Last edited by Nadiru; 2016-08-22 at 03:19 AM. Reason: Forgot to add Denmark, but who doesn't? Honestly.
No that is not what I mean. What you are paid is dependent on all sorts of macroeconomic factors outside of the control of individual employers. In fact on a system wide level those are the primary determinant of wages rather than any individual decision by employers. The most obvious one people talk about now is immigration but it goes way way further than that. So for example the FED could prioritize employment over inflation control and react much slower than it does to inflation. That would mean a much tighter labor market such as the US had under Bill Clinton. And guess when the last time real wages for the bottom 80% of society was increasing in real terms.... yes you got it in the 1990's under Bill Clinton because of that much tighter labor market.
So no you are categorically not worth what your employer deems you to be worth. You are worth what the system is set up to deem you to be worth, which is of course why the billionaire class have bought the political class so they can get to decide how the system is set up, and thus make sure it deems you to be worth less than it used to.
You are ignoring the point.

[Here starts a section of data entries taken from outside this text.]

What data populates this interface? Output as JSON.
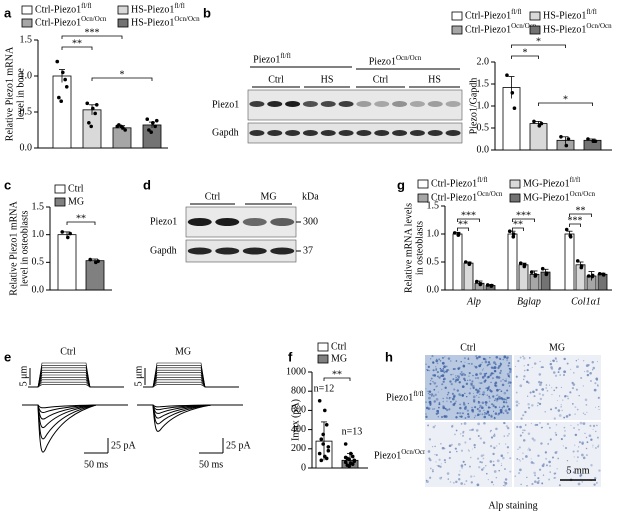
{
  "panel_labels": [
    "a",
    "b",
    "c",
    "d",
    "e",
    "f",
    "g",
    "h"
  ],
  "chart_data": [
    {
      "type": "bar",
      "ylabel": [
        "Relative Piezo1 mRNA",
        "level in bone"
      ],
      "ylim": [
        0,
        1.5
      ],
      "yticks": [
        {
          "value": 0,
          "label": "0.0"
        },
        {
          "value": 0.5,
          "label": "0.5"
        },
        {
          "value": 1,
          "label": "1.0"
        },
        {
          "value": 1.5,
          "label": "1.5"
        }
      ],
      "series": [
        {
          "name": "Ctrl-Piezo1",
          "name_sup": "fl/fl",
          "color": "#ffffff",
          "values": [
            1.0
          ],
          "errors": [
            0.09
          ],
          "points": [
            [
              1.2,
              1.05,
              0.95,
              0.7,
              0.65,
              0.85
            ]
          ]
        },
        {
          "name": "HS-Piezo1",
          "name_sup": "fl/fl",
          "color": "#d9d9d9",
          "values": [
            0.53
          ],
          "errors": [
            0.07
          ],
          "points": [
            [
              0.62,
              0.55,
              0.48,
              0.35,
              0.3,
              0.6
            ]
          ]
        },
        {
          "name": "Ctrl-Piezo1",
          "name_sup": "Ocn/Ocn",
          "color": "#a6a6a6",
          "values": [
            0.28
          ],
          "errors": [
            0.03
          ],
          "points": [
            [
              0.3,
              0.28,
              0.25,
              0.32,
              0.3
            ]
          ]
        },
        {
          "name": "HS-Piezo1",
          "name_sup": "Ocn/Ocn",
          "color": "#737373",
          "values": [
            0.32
          ],
          "errors": [
            0.04
          ],
          "points": [
            [
              0.4,
              0.35,
              0.3,
              0.25,
              0.22,
              0.38
            ]
          ]
        }
      ],
      "significance": [
        "***",
        "**",
        "*"
      ]
    },
    {
      "type": "bar",
      "ylabel": [
        "Piezo1/Gapdh"
      ],
      "ylim": [
        0,
        2
      ],
      "yticks": [
        {
          "value": 0,
          "label": "0.0"
        },
        {
          "value": 0.5,
          "label": "0.5"
        },
        {
          "value": 1,
          "label": "1.0"
        },
        {
          "value": 1.5,
          "label": "1.5"
        },
        {
          "value": 2,
          "label": "2.0"
        }
      ],
      "series": [
        {
          "name": "Ctrl-Piezo1",
          "name_sup": "fl/fl",
          "color": "#ffffff",
          "values": [
            1.42
          ],
          "errors": [
            0.25
          ],
          "points": [
            [
              1.7,
              1.3,
              0.95
            ]
          ]
        },
        {
          "name": "HS-Piezo1",
          "name_sup": "fl/fl",
          "color": "#d9d9d9",
          "values": [
            0.6
          ],
          "errors": [
            0.05
          ],
          "points": [
            [
              0.65,
              0.55,
              0.6
            ]
          ]
        },
        {
          "name": "Ctrl-Piezo1",
          "name_sup": "Ocn/Ocn",
          "color": "#a6a6a6",
          "values": [
            0.22
          ],
          "errors": [
            0.08
          ],
          "points": [
            [
              0.3,
              0.1,
              0.25
            ]
          ]
        },
        {
          "name": "HS-Piezo1",
          "name_sup": "Ocn/Ocn",
          "color": "#737373",
          "values": [
            0.22
          ],
          "errors": [
            0.03
          ],
          "points": [
            [
              0.25,
              0.2,
              0.2
            ]
          ]
        }
      ],
      "significance": [
        "*",
        "*",
        "*"
      ]
    },
    {
      "type": "bar",
      "ylabel": [
        "Relative Piezo1 mRNA",
        "level in osteoblasts"
      ],
      "ylim": [
        0,
        1.5
      ],
      "yticks": [
        {
          "value": 0,
          "label": "0.0"
        },
        {
          "value": 0.5,
          "label": "0.5"
        },
        {
          "value": 1,
          "label": "1.0"
        },
        {
          "value": 1.5,
          "label": "1.5"
        }
      ],
      "series": [
        {
          "name": "Ctrl",
          "color": "#ffffff",
          "values": [
            1.0
          ],
          "errors": [
            0.05
          ],
          "points": [
            [
              1.05,
              0.95,
              1.02
            ]
          ]
        },
        {
          "name": "MG",
          "color": "#808080",
          "values": [
            0.53
          ],
          "errors": [
            0.03
          ],
          "points": [
            [
              0.55,
              0.5,
              0.52
            ]
          ]
        }
      ],
      "significance": [
        "**"
      ]
    },
    {
      "type": "bar",
      "ylabel": [
        "Relative mRNA levels",
        "in osteoblasts"
      ],
      "ylim": [
        0,
        1.5
      ],
      "yticks": [
        {
          "value": 0,
          "label": "0.0"
        },
        {
          "value": 0.5,
          "label": "0.5"
        },
        {
          "value": 1,
          "label": "1.0"
        },
        {
          "value": 1.5,
          "label": "1.5"
        }
      ],
      "categories": [
        "Alp",
        "Bglap",
        "Col1α1"
      ],
      "series": [
        {
          "name": "Ctrl-Piezo1",
          "name_sup": "fl/fl",
          "color": "#ffffff",
          "values": [
            1.0,
            1.0,
            1.0
          ],
          "errors": [
            0.03,
            0.05,
            0.05
          ],
          "points": [
            [
              1.02,
              0.98,
              1.0
            ],
            [
              1.05,
              0.95,
              1.0
            ],
            [
              1.08,
              0.97,
              0.95
            ]
          ]
        },
        {
          "name": "MG-Piezo1",
          "name_sup": "fl/fl",
          "color": "#d9d9d9",
          "values": [
            0.48,
            0.45,
            0.45
          ],
          "errors": [
            0.02,
            0.03,
            0.05
          ],
          "points": [
            [
              0.5,
              0.46,
              0.48
            ],
            [
              0.48,
              0.42,
              0.45
            ],
            [
              0.52,
              0.4,
              0.43
            ]
          ]
        },
        {
          "name": "Ctrl-Piezo1",
          "name_sup": "Ocn/Ocn",
          "color": "#a6a6a6",
          "values": [
            0.12,
            0.28,
            0.25
          ],
          "errors": [
            0.04,
            0.06,
            0.08
          ],
          "points": [
            [
              0.15,
              0.1,
              0.11
            ],
            [
              0.32,
              0.25,
              0.27
            ],
            [
              0.25,
              0.24,
              0.26
            ]
          ]
        },
        {
          "name": "MG-Piezo1",
          "name_sup": "Ocn/Ocn",
          "color": "#737373",
          "values": [
            0.08,
            0.32,
            0.28
          ],
          "errors": [
            0.02,
            0.05,
            0.02
          ],
          "points": [
            [
              0.09,
              0.07,
              0.08
            ],
            [
              0.38,
              0.28,
              0.3
            ],
            [
              0.29,
              0.28,
              0.27
            ]
          ]
        }
      ],
      "significance": [
        "**",
        "***",
        "**",
        "***",
        "**",
        "***"
      ]
    },
    {
      "type": "bar",
      "ylabel": [
        "Imax (pA)"
      ],
      "ylim": [
        0,
        1000
      ],
      "yticks": [
        0,
        200,
        400,
        600,
        800,
        1000
      ],
      "series": [
        {
          "name": "Ctrl",
          "color": "#ffffff",
          "values": [
            280
          ],
          "errors": [
            200
          ],
          "points": [
            [
              700,
              600,
              450,
              300,
              250,
              180,
              150,
              120,
              100,
              80,
              350,
              220
            ]
          ]
        },
        {
          "name": "MG",
          "color": "#808080",
          "values": [
            80
          ],
          "errors": [
            70
          ],
          "points": [
            [
              250,
              150,
              120,
              100,
              90,
              80,
              60,
              50,
              40,
              30,
              20,
              70,
              110
            ]
          ]
        }
      ],
      "annotations": [
        "n=12",
        "n=13"
      ],
      "significance": [
        "**"
      ]
    }
  ],
  "blot_b": {
    "group_labels": [
      {
        "text": "Piezo1",
        "sup": "fl/fl"
      },
      {
        "text": "Piezo1",
        "sup": "Ocn/Ocn"
      }
    ],
    "lane_labels": [
      "Ctrl",
      "HS",
      "Ctrl",
      "HS"
    ],
    "row_labels": [
      "Piezo1",
      "Gapdh"
    ]
  },
  "blot_d": {
    "lane_labels": [
      "Ctrl",
      "MG"
    ],
    "unit": "kDa",
    "row_labels": [
      "Piezo1",
      "Gapdh"
    ],
    "sizes": [
      300,
      37
    ]
  },
  "traces_e": {
    "labels": [
      "Ctrl",
      "MG"
    ],
    "scale_step": "5 μm",
    "scale_current": "25 pA",
    "scale_time": "50 ms"
  },
  "staining_h": {
    "column_labels": [
      "Ctrl",
      "MG"
    ],
    "row_labels": [
      {
        "text": "Piezo1",
        "sup": "fl/fl"
      },
      {
        "text": "Piezo1",
        "sup": "Ocn/Ocn"
      }
    ],
    "scale": "5 mm",
    "caption": "Alp staining"
  }
}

Scandinavian nations precisely because of their small size are vastly more affected by trade vis a vis other nations, meaning that if having relatively equal income distributions had strong negative effects on trade they would not be able to get away with having relatively equal income distributions. That means the US which is far less trade dependent and in which most goods/services are circulation internally, should have little to no problem on a macro-economic level with having relatively equal income distributions also. Indeed it should be far far easier for that to be so, so the reason it doesn't happen isn't because of trade issues but because powerful groups don't want it to be so.
Well, in the case of Norway, they periodically devalue and revalue their currency to maintain market share. Sweden can't do that at present because of the Euro, but luckily, Sweden was already an export-oriented economy and was on the "right side" of the Eurocoin's effect on European growth rates. Of course, if the US were to decide to shift back to an export-oriented model, the shifts involved would be so massive (to the tune of about 2 trillion dollars USD) that it would completely collapse German, Japanese, and Chinese manufacturing. Whereas if Sweden decides to orient even further into exports, the world can easily absorb the ~20 billion USD swing that it would muster. It's all about scale.

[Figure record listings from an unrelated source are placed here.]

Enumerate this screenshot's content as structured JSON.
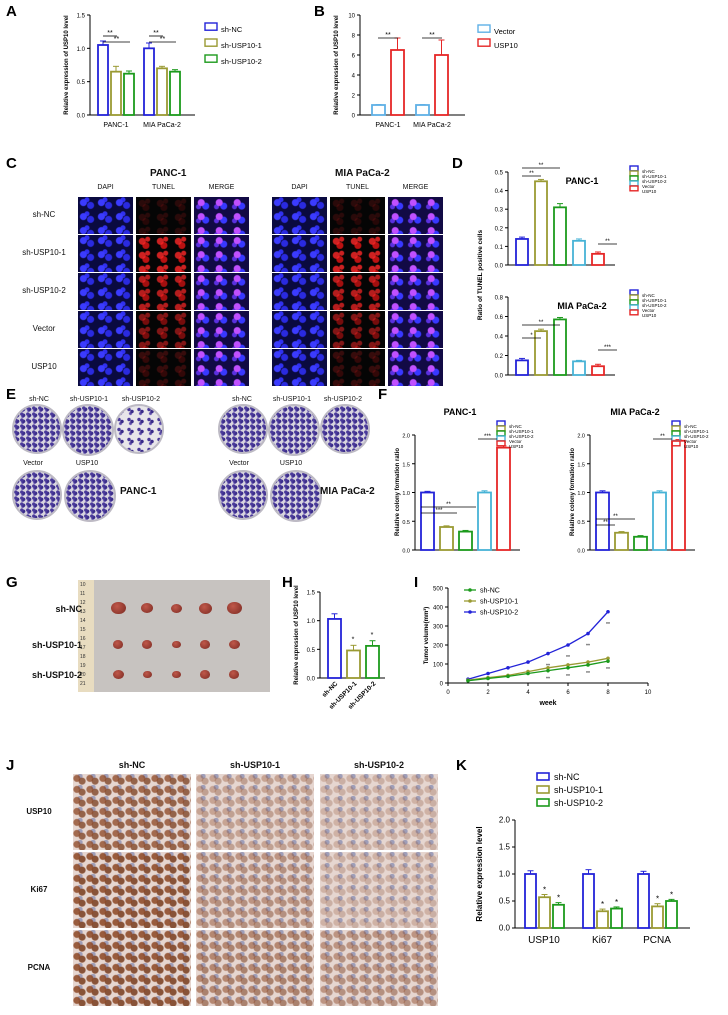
{
  "colors": {
    "blue": "#2323d8",
    "olive": "#9a9a33",
    "green": "#1c9a1c",
    "cyan": "#47b3d6",
    "red": "#e52626",
    "lightblue": "#5fb0e6"
  },
  "legend3": [
    "sh-NC",
    "sh-USP10-1",
    "sh-USP10-2"
  ],
  "legend5": [
    "sh-NC",
    "sh-USP10-1",
    "sh-USP10-2",
    "Vector",
    "USP10"
  ],
  "legend2": [
    "Vector",
    "USP10"
  ],
  "panelA": {
    "label": "A",
    "ylabel": "Relative expression of USP10 level",
    "groups": [
      "PANC-1",
      "MIA PaCa-2"
    ],
    "yticks": [
      "0.0",
      "0.5",
      "1.0",
      "1.5"
    ],
    "sig": [
      "**",
      "**",
      "**",
      "**"
    ]
  },
  "panelB": {
    "label": "B",
    "ylabel": "Relative expression of USP10 level",
    "groups": [
      "PANC-1",
      "MIA PaCa-2"
    ],
    "yticks": [
      "0",
      "2",
      "4",
      "6",
      "8",
      "10"
    ],
    "sig": [
      "**",
      "**"
    ]
  },
  "panelC": {
    "label": "C",
    "title_left": "PANC-1",
    "title_right": "MIA PaCa-2",
    "columns": [
      "DAPI",
      "TUNEL",
      "MERGE"
    ],
    "rows": [
      "sh-NC",
      "sh-USP10-1",
      "sh-USP10-2",
      "Vector",
      "USP10"
    ]
  },
  "panelD": {
    "label": "D",
    "ylabel": "Ratio of TUNEL positive cells",
    "title1": "PANC-1",
    "title2": "MIA PaCa-2",
    "yticks1": [
      "0.0",
      "0.1",
      "0.2",
      "0.3",
      "0.4",
      "0.5"
    ],
    "yticks2": [
      "0.0",
      "0.2",
      "0.4",
      "0.6",
      "0.8"
    ],
    "sig1": [
      "**",
      "**",
      "**"
    ],
    "sig2": [
      "**",
      "*",
      "***"
    ]
  },
  "panelE": {
    "label": "E",
    "left_top": [
      "sh-NC",
      "sh-USP10-1",
      "sh-USP10-2"
    ],
    "left_bottom": [
      "Vector",
      "USP10"
    ],
    "left_name": "PANC-1",
    "right_name": "MIA PaCa-2"
  },
  "panelF": {
    "label": "F",
    "ylabel": "Relative colony formation ratio",
    "title1": "PANC-1",
    "title2": "MIA PaCa-2",
    "yticks": [
      "0.0",
      "0.5",
      "1.0",
      "1.5",
      "2.0"
    ],
    "sig1": [
      "***",
      "**",
      "***"
    ],
    "sig2": [
      "**",
      "**",
      "**"
    ]
  },
  "panelG": {
    "label": "G",
    "rows": [
      "sh-NC",
      "sh-USP10-1",
      "sh-USP10-2"
    ],
    "ruler": [
      "10",
      "11",
      "12",
      "13",
      "14",
      "15",
      "16",
      "17",
      "18",
      "19",
      "20",
      "21"
    ]
  },
  "panelH": {
    "label": "H",
    "ylabel": "Relative expression of USP10 level",
    "cats": [
      "sh-NC",
      "sh-USP10-1",
      "sh-USP10-2"
    ],
    "yticks": [
      "0.0",
      "0.5",
      "1.0",
      "1.5"
    ],
    "sig": [
      "*",
      "*"
    ]
  },
  "panelI": {
    "label": "I",
    "ylabel": "Tumor volume(mm³)",
    "xlabel": "week",
    "xticks": [
      "0",
      "2",
      "4",
      "6",
      "8",
      "10"
    ],
    "yticks": [
      "0",
      "100",
      "200",
      "300",
      "400",
      "500"
    ],
    "sig": "**"
  },
  "panelJ": {
    "label": "J",
    "cols": [
      "sh-NC",
      "sh-USP10-1",
      "sh-USP10-2"
    ],
    "rows": [
      "USP10",
      "Ki67",
      "PCNA"
    ]
  },
  "panelK": {
    "label": "K",
    "ylabel": "Relative expression level",
    "groups": [
      "USP10",
      "Ki67",
      "PCNA"
    ],
    "yticks": [
      "0.0",
      "0.5",
      "1.0",
      "1.5",
      "2.0"
    ],
    "sig": "*"
  },
  "chart_data": [
    {
      "id": "A",
      "type": "bar",
      "categories": [
        "PANC-1",
        "MIA PaCa-2"
      ],
      "ylim": [
        0,
        1.5
      ],
      "series": [
        {
          "name": "sh-NC",
          "values": [
            1.05,
            1.0
          ],
          "err": [
            0.06,
            0.08
          ]
        },
        {
          "name": "sh-USP10-1",
          "values": [
            0.65,
            0.7
          ],
          "err": [
            0.08,
            0.03
          ]
        },
        {
          "name": "sh-USP10-2",
          "values": [
            0.62,
            0.65
          ],
          "err": [
            0.04,
            0.03
          ]
        }
      ]
    },
    {
      "id": "B",
      "type": "bar",
      "categories": [
        "PANC-1",
        "MIA PaCa-2"
      ],
      "ylim": [
        0,
        10
      ],
      "series": [
        {
          "name": "Vector",
          "values": [
            1.0,
            1.0
          ],
          "err": [
            0.05,
            0.05
          ]
        },
        {
          "name": "USP10",
          "values": [
            6.5,
            6.0
          ],
          "err": [
            1.2,
            1.5
          ]
        }
      ]
    },
    {
      "id": "D1",
      "type": "bar",
      "ylim": [
        0,
        0.5
      ],
      "categories": [
        "sh-NC",
        "sh-USP10-1",
        "sh-USP10-2",
        "Vector",
        "USP10"
      ],
      "values": [
        0.14,
        0.45,
        0.31,
        0.13,
        0.06
      ],
      "err": [
        0.01,
        0.01,
        0.02,
        0.01,
        0.01
      ]
    },
    {
      "id": "D2",
      "type": "bar",
      "ylim": [
        0,
        0.8
      ],
      "categories": [
        "sh-NC",
        "sh-USP10-1",
        "sh-USP10-2",
        "Vector",
        "USP10"
      ],
      "values": [
        0.15,
        0.45,
        0.57,
        0.14,
        0.09
      ],
      "err": [
        0.02,
        0.02,
        0.02,
        0.01,
        0.02
      ]
    },
    {
      "id": "F1",
      "type": "bar",
      "ylim": [
        0,
        2.0
      ],
      "categories": [
        "sh-NC",
        "sh-USP10-1",
        "sh-USP10-2",
        "Vector",
        "USP10"
      ],
      "values": [
        1.0,
        0.4,
        0.32,
        1.0,
        1.78
      ],
      "err": [
        0.02,
        0.02,
        0.02,
        0.03,
        0.03
      ]
    },
    {
      "id": "F2",
      "type": "bar",
      "ylim": [
        0,
        2.0
      ],
      "categories": [
        "sh-NC",
        "sh-USP10-1",
        "sh-USP10-2",
        "Vector",
        "USP10"
      ],
      "values": [
        1.0,
        0.3,
        0.23,
        1.0,
        1.9
      ],
      "err": [
        0.03,
        0.02,
        0.02,
        0.03,
        0.02
      ]
    },
    {
      "id": "H",
      "type": "bar",
      "ylim": [
        0,
        1.5
      ],
      "categories": [
        "sh-NC",
        "sh-USP10-1",
        "sh-USP10-2"
      ],
      "values": [
        1.03,
        0.48,
        0.56
      ],
      "err": [
        0.09,
        0.09,
        0.09
      ]
    },
    {
      "id": "I",
      "type": "line",
      "xlim": [
        0,
        10
      ],
      "ylim": [
        0,
        500
      ],
      "x": [
        1,
        2,
        3,
        4,
        5,
        6,
        7,
        8
      ],
      "series": [
        {
          "name": "sh-NC",
          "values": [
            20,
            50,
            80,
            110,
            155,
            200,
            260,
            375
          ]
        },
        {
          "name": "sh-USP10-1",
          "values": [
            15,
            28,
            40,
            60,
            80,
            95,
            110,
            130
          ]
        },
        {
          "name": "sh-USP10-2",
          "values": [
            12,
            24,
            35,
            50,
            65,
            80,
            95,
            115
          ]
        }
      ]
    },
    {
      "id": "K",
      "type": "bar",
      "ylim": [
        0,
        2.0
      ],
      "categories": [
        "USP10",
        "Ki67",
        "PCNA"
      ],
      "series": [
        {
          "name": "sh-NC",
          "values": [
            1.0,
            1.0,
            1.0
          ],
          "err": [
            0.06,
            0.08,
            0.05
          ]
        },
        {
          "name": "sh-USP10-1",
          "values": [
            0.57,
            0.31,
            0.4
          ],
          "err": [
            0.05,
            0.04,
            0.05
          ]
        },
        {
          "name": "sh-USP10-2",
          "values": [
            0.43,
            0.36,
            0.5
          ],
          "err": [
            0.04,
            0.03,
            0.03
          ]
        }
      ]
    }
  ]
}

Income distribution is actually very boring on a macro level, because it's a problem of excess savings. Rich households save more income relative to poor households, so a larger "rich household" share of the economic pie ends up bumping savings rates up. It's kind of insulting that you think the US today is not trade dependent, though: the US has explicitly shifted its historic economic base to China, Japan, Mexico, and Canada. That the US could fairly easily produce the things which it trades for today is irrelevant; most Scandinavian countries can also do that, if they are willing to bear the price bump (for tropical fruits, it would be a significant bump indeed.)
I can't imagine he's holding out for a good reason. Of course, he also implied he was being audited because Obama targets hard working christians....so.... He's not wrong to suggest that the releasing of the taxes is really just pageantry, though the utter irony of the 'personal responsibility and economic integrity' republican candidate balking at this request should be lost on no one.